When Is Debt Dangerous?

Debt is a tool to help businesses grow, but if a business is incapable of paying off its lenders, then it exists at their mercy. Ultimately, if the company can't fulfill its legal obligations to repay debt, shareholders could walk away with nothing. However, a more usual (but still expensive) situation is where a company must dilute shareholders at a cheap share price simply to get debt under control. Of course, debt can be an important tool in businesses, particularly capital heavy businesses. When we examine debt levels, we first consider both cash and debt levels, together.

Check out our latest analysis for Shiva Texyarn

How Much Debt Does Shiva Texyarn Carry?

You can click the graphic below for the historical numbers, but it shows that Shiva Texyarn had ₹1.25b of debt in September 2021, down from ₹1.46b, one year before. However, it does have ₹128.2m in cash offsetting this, leading to net debt of about ₹1.12b.

debt-equity-history-analysis
NSEI:SHIVATEX Debt to Equity History February 23rd 2022

A Look At Shiva Texyarn's Liabilities

According to the last reported balance sheet, Shiva Texyarn had liabilities of ₹1.14b due within 12 months, and liabilities of ₹808.7m due beyond 12 months. Offsetting this, it had ₹128.2m in cash and ₹376.2m in receivables that were due within 12 months. So its liabilities outweigh the sum of its cash and (near-term) receivables by ₹1.45b.

This deficit isn't so bad because Shiva Texyarn is worth ₹2.65b, and thus could probably raise enough capital to shore up its balance sheet, if the need arose.
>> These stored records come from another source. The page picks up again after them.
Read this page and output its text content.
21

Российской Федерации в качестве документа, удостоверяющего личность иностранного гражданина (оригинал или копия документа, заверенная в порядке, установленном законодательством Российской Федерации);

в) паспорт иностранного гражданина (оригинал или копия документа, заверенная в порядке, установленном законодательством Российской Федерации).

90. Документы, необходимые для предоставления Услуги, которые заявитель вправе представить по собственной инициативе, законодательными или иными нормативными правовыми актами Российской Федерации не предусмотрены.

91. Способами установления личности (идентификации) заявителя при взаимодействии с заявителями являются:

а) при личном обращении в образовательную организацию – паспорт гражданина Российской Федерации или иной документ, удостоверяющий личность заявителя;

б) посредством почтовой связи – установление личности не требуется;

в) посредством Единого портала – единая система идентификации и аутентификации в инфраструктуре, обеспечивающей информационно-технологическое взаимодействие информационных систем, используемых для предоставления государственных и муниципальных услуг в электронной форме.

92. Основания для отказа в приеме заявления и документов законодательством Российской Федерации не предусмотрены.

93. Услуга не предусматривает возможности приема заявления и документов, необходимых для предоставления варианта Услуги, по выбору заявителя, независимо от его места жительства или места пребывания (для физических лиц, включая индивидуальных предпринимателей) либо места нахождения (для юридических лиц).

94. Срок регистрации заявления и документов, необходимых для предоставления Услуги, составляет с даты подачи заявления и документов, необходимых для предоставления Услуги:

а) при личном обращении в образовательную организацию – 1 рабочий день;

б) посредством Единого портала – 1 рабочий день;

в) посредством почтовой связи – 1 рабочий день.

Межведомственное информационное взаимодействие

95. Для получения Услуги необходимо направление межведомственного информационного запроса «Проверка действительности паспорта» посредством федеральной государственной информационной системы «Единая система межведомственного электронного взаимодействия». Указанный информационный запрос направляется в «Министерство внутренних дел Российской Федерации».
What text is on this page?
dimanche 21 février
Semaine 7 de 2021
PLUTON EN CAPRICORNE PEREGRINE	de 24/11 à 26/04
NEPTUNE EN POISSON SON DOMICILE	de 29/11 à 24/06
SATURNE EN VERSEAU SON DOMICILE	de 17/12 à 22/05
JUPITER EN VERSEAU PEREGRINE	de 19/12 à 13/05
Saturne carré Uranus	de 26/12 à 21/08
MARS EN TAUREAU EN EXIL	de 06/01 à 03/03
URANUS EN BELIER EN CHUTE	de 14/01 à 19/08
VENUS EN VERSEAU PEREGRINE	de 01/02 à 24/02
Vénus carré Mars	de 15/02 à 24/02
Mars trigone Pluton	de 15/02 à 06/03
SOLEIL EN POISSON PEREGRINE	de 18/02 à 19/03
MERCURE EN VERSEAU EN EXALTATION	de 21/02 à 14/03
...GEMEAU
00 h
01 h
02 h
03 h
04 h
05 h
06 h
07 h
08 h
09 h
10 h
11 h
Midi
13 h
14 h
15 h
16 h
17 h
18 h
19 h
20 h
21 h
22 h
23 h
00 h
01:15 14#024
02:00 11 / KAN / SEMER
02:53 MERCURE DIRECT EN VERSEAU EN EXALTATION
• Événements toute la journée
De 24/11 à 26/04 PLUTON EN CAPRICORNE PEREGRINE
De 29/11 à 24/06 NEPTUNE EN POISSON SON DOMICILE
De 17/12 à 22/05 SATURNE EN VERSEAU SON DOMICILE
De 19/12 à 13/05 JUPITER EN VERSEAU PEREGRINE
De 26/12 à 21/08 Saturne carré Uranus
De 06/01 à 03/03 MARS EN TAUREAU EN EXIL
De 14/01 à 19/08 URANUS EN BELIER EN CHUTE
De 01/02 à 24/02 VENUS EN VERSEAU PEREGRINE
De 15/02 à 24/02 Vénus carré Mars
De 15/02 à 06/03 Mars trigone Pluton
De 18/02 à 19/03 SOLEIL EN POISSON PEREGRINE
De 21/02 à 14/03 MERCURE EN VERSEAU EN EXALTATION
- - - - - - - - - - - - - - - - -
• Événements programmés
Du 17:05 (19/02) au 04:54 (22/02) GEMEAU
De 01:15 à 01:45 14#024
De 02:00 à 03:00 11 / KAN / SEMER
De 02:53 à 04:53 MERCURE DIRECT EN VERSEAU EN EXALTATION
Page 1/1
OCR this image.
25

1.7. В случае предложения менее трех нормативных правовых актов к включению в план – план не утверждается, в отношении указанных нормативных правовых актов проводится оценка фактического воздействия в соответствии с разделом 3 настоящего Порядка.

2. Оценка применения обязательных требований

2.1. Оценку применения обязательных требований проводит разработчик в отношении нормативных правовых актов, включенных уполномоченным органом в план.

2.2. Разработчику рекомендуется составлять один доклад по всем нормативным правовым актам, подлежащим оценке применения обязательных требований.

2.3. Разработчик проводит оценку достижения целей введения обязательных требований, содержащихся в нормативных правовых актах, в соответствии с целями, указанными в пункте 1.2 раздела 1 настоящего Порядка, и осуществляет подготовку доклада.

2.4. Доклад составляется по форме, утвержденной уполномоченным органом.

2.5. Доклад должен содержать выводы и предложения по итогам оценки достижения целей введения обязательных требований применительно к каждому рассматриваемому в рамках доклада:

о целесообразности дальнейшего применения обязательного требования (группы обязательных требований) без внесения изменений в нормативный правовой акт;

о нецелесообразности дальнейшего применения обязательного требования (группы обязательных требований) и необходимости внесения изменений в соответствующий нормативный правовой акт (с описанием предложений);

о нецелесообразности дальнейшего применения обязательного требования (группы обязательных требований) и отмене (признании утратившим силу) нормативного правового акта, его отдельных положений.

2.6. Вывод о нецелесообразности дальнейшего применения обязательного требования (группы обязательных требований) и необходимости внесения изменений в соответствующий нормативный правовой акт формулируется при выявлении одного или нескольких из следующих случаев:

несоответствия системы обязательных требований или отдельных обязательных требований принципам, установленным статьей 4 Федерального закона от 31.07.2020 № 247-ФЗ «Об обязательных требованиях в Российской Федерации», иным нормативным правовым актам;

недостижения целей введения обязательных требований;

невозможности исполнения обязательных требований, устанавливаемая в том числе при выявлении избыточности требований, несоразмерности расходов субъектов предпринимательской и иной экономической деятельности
However, it is still worthwhile taking a close look at its ability to pay off debt.

In order to size up a company's debt relative to its earnings, we calculate its net debt divided by its earnings before interest, tax, depreciation, and amortization (EBITDA) and its earnings before interest and tax (EBIT) divided by its interest expense (its interest cover). The advantage of this approach is that we take into account both the absolute quantum of debt (with net debt to EBITDA) and the actual interest expenses associated with that debt (with its interest cover ratio).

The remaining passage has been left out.